Ser ágil e perspicaz no diagnóstico em contrarrelógio, garantir alinhamento e uma resposta coordenada.

7 – O que faria se tivesse um orçamento ilimitado?

Não penso nesse cenário porque gerir sem limites não é um princípio de gestão.

8 – A comunicação em Portugal, numa frase?

É, sem dúvida, um território apetecível, onde todos os stakeholders gostam de estar envolvidos e, por isso, o tema está na agenda. Felizmente começamos a evoluir e a desconstruir a cultura do “achismo” ou das opiniões, com projetos, equipas e áreas onde a “ciência” e os “dados” mostram a eficiência de estratégias integradas de comunicação.

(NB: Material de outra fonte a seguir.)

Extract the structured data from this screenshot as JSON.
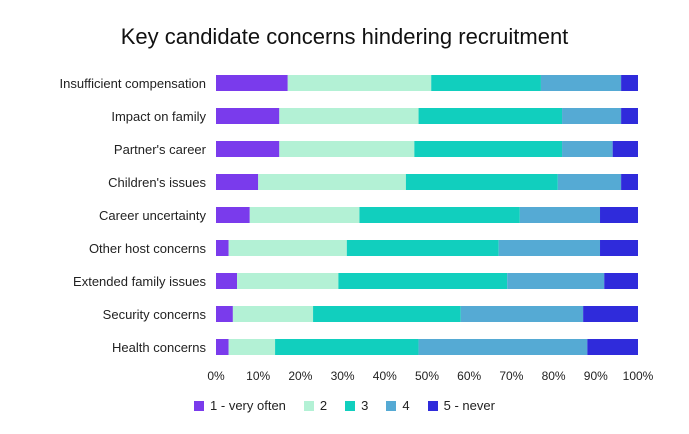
{
  "chart_data": {
    "type": "bar",
    "orientation": "horizontal",
    "stacked": true,
    "title": "Key candidate concerns hindering recruitment",
    "categories": [
      "Insufficient compensation",
      "Impact on family",
      "Partner's career",
      "Children's issues",
      "Career uncertainty",
      "Other host concerns",
      "Extended family issues",
      "Security concerns",
      "Health concerns"
    ],
    "series": [
      {
        "name": "1 - very often",
        "color": "#7a3bec",
        "values": [
          17,
          15,
          15,
          10,
          8,
          3,
          5,
          4,
          3
        ]
      },
      {
        "name": "2",
        "color": "#b3f1d5",
        "values": [
          34,
          33,
          32,
          35,
          26,
          28,
          24,
          19,
          11
        ]
      },
      {
        "name": "3",
        "color": "#11cfbe",
        "values": [
          26,
          34,
          35,
          36,
          38,
          36,
          40,
          35,
          34
        ]
      },
      {
        "name": "4",
        "color": "#55aad4",
        "values": [
          19,
          14,
          12,
          15,
          19,
          24,
          23,
          29,
          40
        ]
      },
      {
        "name": "5 - never",
        "color": "#2f2bdb",
        "values": [
          4,
          4,
          6,
          4,
          9,
          9,
          8,
          13,
          12
        ]
      }
    ],
    "xlim": [
      0,
      100
    ],
    "xticks": [
      "0%",
      "10%",
      "20%",
      "30%",
      "40%",
      "50%",
      "60%",
      "70%",
      "80%",
      "90%",
      "100%"
    ],
    "xlabel": "",
    "ylabel": "",
    "legend_position": "bottom"
  }
}
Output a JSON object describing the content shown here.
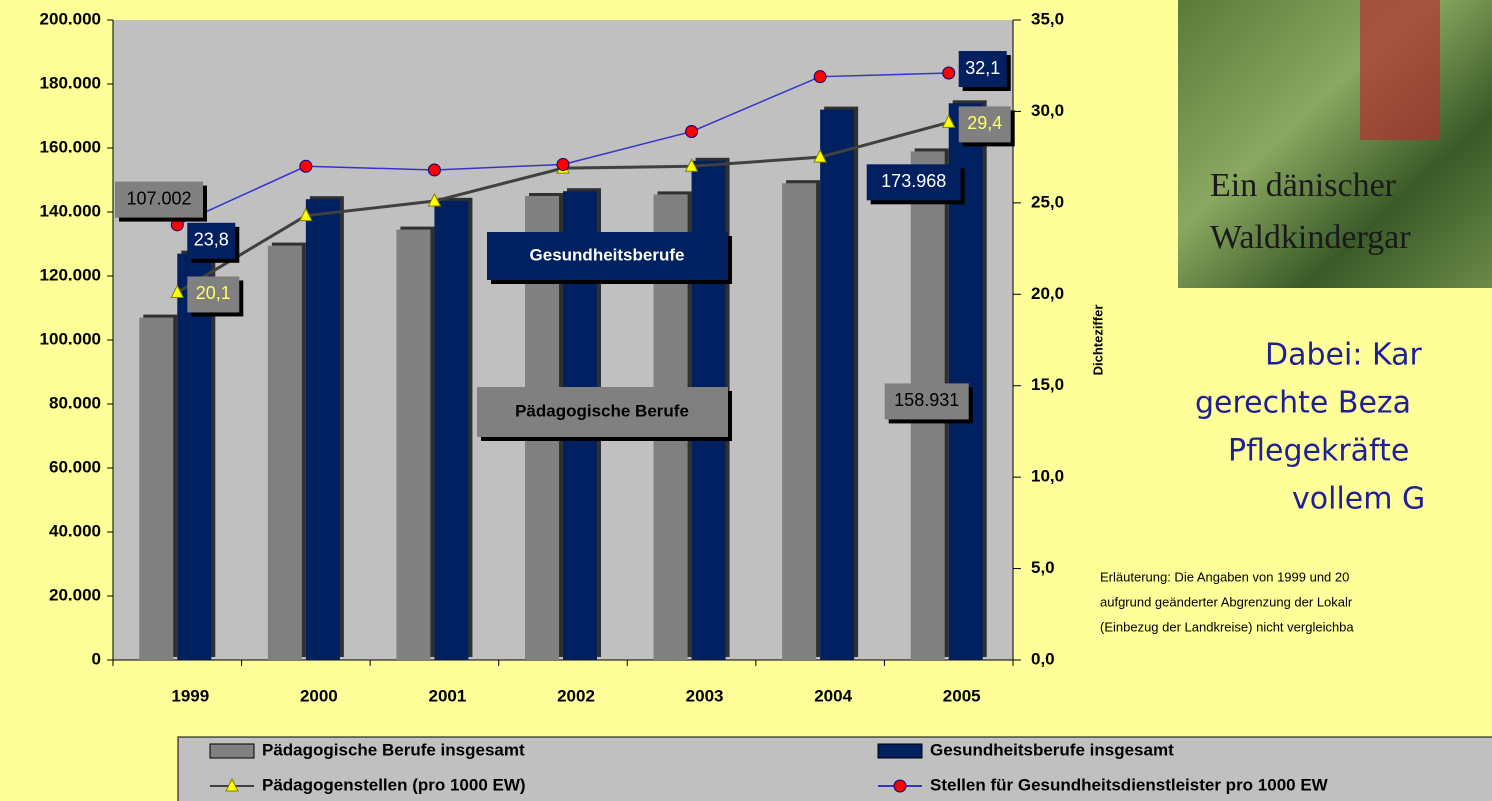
{
  "chart_data": {
    "type": "bar-line",
    "categories": [
      "1999",
      "2000",
      "2001",
      "2002",
      "2003",
      "2004",
      "2005"
    ],
    "series": [
      {
        "name": "Pädagogische Berufe insgesamt",
        "type": "bar",
        "color": "#808080",
        "values": [
          107002,
          129500,
          134500,
          145000,
          145500,
          149000,
          158931
        ],
        "value_labels": [
          "107.002",
          null,
          null,
          null,
          null,
          null,
          "158.931"
        ]
      },
      {
        "name": "Gesundheitsberufe insgesamt",
        "type": "bar",
        "color": "#002060",
        "values": [
          127000,
          144000,
          143500,
          146500,
          156000,
          172000,
          173968
        ],
        "value_labels": [
          null,
          null,
          null,
          null,
          null,
          null,
          "173.968"
        ]
      },
      {
        "name": "Pädagogenstellen (pro 1000 EW)",
        "type": "line",
        "axis": "y2",
        "color": "#404040",
        "marker": "triangle",
        "marker_color": "#ffff00",
        "values": [
          20.1,
          24.3,
          25.1,
          26.9,
          27.0,
          27.5,
          29.4
        ],
        "value_labels": [
          "20,1",
          null,
          null,
          null,
          null,
          null,
          "29,4"
        ]
      },
      {
        "name": "Stellen für Gesundheitsdienstleister pro 1000 EW",
        "type": "line",
        "axis": "y2",
        "color": "#3333cc",
        "marker": "circle",
        "marker_color": "#ff0000",
        "values": [
          23.8,
          27.0,
          26.8,
          27.1,
          28.9,
          31.9,
          32.1
        ],
        "value_labels": [
          "23,8",
          null,
          null,
          null,
          null,
          null,
          "32,1"
        ]
      }
    ],
    "ylim": [
      0,
      200000
    ],
    "yticks": [
      0,
      {
        "value": 20000,
        "label": "20.000"
      },
      {
        "value": 40000,
        "label": "40.000"
      },
      {
        "value": 60000,
        "label": "60.000"
      },
      {
        "value": 80000,
        "label": "80.000"
      },
      {
        "value": 100000,
        "label": "100.000"
      },
      {
        "value": 120000,
        "label": "120.000"
      },
      {
        "value": 140000,
        "label": "140.000"
      },
      {
        "value": 160000,
        "label": "160.000"
      },
      {
        "value": 180000,
        "label": "180.000"
      },
      {
        "value": 200000,
        "label": "200.000"
      }
    ],
    "y2lim": [
      0,
      35
    ],
    "y2ticks": [
      {
        "value": 0,
        "label": "0,0"
      },
      {
        "value": 5,
        "label": "5,0"
      },
      {
        "value": 10,
        "label": "10,0"
      },
      {
        "value": 15,
        "label": "15,0"
      },
      {
        "value": 20,
        "label": "20,0"
      },
      {
        "value": 25,
        "label": "25,0"
      },
      {
        "value": 30,
        "label": "30,0"
      },
      {
        "value": 35,
        "label": "35,0"
      }
    ],
    "y2label": "Dichteziffer",
    "annotations": [
      "Gesundheitsberufe",
      "Pädagogische Berufe"
    ],
    "legend": "bottom"
  },
  "photo_caption": [
    "Ein dänischer",
    "Waldkindergar"
  ],
  "slide_text": [
    "Dabei: Kar",
    "gerechte Beza",
    "Pflegekräfte",
    "vollem G"
  ],
  "note": [
    "Erläuterung: Die Angaben von 1999 und 20",
    "aufgrund geänderter Abgrenzung der Lokalr",
    "(Einbezug der Landkreise) nicht vergleichba"
  ]
}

9 – Construção de marca é?

Para uma marca ser vivida externamente tem de ser sentida internamente. O envolvimento das equipas é crucial para o sucesso de uma marca.

10 – Que profissão teria, se não trabalhasse em comunicação?

Psicologia (sempre foi uma área pela qual tive interesse desde muito cedo e é essencial num mundo feito de relações) ou enologia (pela curiosidade – fascina-me todo o processo de criação de um vinho, desde o cultivo, processo de vinificação à narrativa do rótulo… lá está a comunicação).